Previous studies on G. grandiflorum methanol extract showed significant anti-inflammatory and analgesic activity in the carrageenan, hot-plate and formalin tests (18). Also, another study on the methanol extracts and total alkaloids of G. paucilobum showed graded inhibition of both phases of formalin-induced pain. The extract and alkaloids showed a significant analgesic activity in the hot-plate and writhing tests. Furthermore, the alkaloids were suggested to be the responsible component of the anti-nociceptive and anti-inflammatory actions of G. paucilobum (8).

Cabo et al. reported on the anti-nociceptive properties of G. flavum dried fruit-leaf-root (19). Glaucium flavum contains glaucine, an aporphine alkaloid, which is used as an antitussive.
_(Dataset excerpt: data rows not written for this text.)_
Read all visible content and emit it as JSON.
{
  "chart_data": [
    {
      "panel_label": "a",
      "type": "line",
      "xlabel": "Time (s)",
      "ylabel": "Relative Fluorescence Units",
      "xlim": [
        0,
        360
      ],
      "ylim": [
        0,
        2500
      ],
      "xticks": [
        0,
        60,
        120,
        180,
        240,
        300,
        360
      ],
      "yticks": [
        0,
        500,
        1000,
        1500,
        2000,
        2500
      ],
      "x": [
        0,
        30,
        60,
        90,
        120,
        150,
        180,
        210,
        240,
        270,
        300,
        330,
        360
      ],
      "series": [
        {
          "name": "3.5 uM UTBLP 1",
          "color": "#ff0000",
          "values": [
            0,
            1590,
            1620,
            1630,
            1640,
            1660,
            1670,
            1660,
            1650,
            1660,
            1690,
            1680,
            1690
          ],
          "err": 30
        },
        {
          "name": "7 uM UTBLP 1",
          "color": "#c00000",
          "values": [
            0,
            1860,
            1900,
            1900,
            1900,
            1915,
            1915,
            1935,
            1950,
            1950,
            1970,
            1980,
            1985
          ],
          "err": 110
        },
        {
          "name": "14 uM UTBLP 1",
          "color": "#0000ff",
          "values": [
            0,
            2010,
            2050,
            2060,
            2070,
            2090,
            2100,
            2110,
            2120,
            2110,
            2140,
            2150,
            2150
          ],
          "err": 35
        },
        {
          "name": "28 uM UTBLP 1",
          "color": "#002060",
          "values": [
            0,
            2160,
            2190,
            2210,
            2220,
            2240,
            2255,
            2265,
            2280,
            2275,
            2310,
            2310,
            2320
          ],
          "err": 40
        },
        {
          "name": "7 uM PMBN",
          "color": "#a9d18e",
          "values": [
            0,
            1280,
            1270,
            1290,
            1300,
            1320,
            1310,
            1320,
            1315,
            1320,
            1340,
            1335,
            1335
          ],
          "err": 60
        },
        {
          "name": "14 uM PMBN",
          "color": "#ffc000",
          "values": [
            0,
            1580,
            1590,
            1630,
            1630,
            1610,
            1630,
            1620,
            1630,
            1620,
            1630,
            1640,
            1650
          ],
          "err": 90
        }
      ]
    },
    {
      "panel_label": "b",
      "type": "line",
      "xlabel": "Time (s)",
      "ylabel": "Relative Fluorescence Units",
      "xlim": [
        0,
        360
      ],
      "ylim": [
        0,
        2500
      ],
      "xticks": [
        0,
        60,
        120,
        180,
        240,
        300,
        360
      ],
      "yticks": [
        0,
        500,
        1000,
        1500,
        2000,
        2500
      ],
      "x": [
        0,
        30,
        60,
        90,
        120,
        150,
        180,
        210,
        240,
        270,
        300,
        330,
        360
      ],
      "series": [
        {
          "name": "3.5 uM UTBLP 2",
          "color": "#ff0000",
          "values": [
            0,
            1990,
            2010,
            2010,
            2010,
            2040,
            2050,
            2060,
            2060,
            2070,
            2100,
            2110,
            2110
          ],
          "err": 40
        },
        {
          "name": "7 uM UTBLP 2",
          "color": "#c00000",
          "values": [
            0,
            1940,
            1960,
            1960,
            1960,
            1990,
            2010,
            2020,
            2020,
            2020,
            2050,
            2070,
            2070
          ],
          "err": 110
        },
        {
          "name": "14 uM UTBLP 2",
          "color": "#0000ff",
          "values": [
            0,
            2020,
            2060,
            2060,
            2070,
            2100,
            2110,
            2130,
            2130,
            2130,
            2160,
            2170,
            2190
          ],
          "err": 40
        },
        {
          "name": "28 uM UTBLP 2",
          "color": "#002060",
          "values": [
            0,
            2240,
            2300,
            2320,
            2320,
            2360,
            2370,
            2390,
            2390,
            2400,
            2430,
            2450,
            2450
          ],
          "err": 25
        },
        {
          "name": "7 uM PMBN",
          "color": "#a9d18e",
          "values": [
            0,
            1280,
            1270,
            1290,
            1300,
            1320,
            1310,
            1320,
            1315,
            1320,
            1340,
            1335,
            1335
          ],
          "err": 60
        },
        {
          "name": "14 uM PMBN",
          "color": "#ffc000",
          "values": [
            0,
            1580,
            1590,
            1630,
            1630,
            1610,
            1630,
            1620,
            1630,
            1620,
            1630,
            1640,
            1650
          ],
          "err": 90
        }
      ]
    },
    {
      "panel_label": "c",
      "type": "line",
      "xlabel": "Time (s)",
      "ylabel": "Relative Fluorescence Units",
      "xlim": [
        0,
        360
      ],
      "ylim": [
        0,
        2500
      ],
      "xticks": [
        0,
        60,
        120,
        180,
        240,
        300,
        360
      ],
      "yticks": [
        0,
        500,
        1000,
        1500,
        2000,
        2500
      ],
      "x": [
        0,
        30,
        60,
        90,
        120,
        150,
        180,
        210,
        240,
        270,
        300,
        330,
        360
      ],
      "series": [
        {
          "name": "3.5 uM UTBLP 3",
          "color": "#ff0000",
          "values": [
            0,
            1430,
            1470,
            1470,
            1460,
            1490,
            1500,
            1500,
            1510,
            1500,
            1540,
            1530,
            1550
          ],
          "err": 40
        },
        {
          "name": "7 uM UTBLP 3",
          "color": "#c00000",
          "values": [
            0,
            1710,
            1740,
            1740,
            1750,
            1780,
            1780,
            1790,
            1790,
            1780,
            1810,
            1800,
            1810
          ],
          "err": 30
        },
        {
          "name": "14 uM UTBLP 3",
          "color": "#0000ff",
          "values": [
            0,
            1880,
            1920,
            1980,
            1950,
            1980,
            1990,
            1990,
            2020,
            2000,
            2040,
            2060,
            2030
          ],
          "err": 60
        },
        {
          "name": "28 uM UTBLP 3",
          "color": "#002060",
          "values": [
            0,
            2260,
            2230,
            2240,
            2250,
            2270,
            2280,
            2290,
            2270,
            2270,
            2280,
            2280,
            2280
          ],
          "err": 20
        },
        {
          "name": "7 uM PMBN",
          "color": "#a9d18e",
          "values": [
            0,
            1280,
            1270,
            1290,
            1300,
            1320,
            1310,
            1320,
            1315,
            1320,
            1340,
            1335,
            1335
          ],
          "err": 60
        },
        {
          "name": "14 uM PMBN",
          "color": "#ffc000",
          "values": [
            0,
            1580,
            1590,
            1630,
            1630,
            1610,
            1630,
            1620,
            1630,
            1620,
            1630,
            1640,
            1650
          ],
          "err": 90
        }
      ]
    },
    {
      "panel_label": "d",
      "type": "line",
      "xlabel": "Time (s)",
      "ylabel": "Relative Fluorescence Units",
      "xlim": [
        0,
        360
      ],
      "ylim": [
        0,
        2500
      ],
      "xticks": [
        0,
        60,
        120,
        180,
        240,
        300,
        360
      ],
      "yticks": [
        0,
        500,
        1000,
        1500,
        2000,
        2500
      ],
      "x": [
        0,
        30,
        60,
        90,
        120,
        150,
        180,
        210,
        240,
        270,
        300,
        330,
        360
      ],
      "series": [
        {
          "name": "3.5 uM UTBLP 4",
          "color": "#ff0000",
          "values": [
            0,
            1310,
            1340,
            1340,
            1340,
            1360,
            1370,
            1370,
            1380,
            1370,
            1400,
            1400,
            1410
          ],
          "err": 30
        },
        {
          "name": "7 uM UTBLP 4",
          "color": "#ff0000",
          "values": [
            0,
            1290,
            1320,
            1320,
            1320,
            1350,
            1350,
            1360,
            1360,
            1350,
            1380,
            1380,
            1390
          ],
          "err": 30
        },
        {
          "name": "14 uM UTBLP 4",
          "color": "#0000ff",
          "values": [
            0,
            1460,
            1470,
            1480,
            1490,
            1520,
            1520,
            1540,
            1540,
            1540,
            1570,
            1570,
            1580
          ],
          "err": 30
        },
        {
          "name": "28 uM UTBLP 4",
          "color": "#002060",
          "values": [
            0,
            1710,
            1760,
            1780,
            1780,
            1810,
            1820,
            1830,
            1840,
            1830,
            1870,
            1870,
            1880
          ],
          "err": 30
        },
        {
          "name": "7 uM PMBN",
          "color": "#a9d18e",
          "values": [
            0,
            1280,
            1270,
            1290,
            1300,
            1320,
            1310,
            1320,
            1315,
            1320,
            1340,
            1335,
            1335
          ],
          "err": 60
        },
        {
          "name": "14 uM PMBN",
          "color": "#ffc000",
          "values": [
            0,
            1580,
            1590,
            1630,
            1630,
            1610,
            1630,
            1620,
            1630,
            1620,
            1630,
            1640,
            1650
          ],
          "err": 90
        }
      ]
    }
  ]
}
Pinto et al. (12) indicated that glaucine has promising anti-inflammatory, analgesic and antipyretic activity without associated gastric damage.

In summary, this study clearly demonstrated that the methanol extract of G. vitellinum, displayed a potent anti-nociceptive effect in mice at the doses of 200 - 400 mg/kg and acted partly through an opioid-mediated mechanism. Moreover, the anti-nociceptive action demonstrated here supports, at least in part, the ethnomedical uses of this plant. Isolation of pharmacologically active molecules of this plant through directed bioassay is now in progress.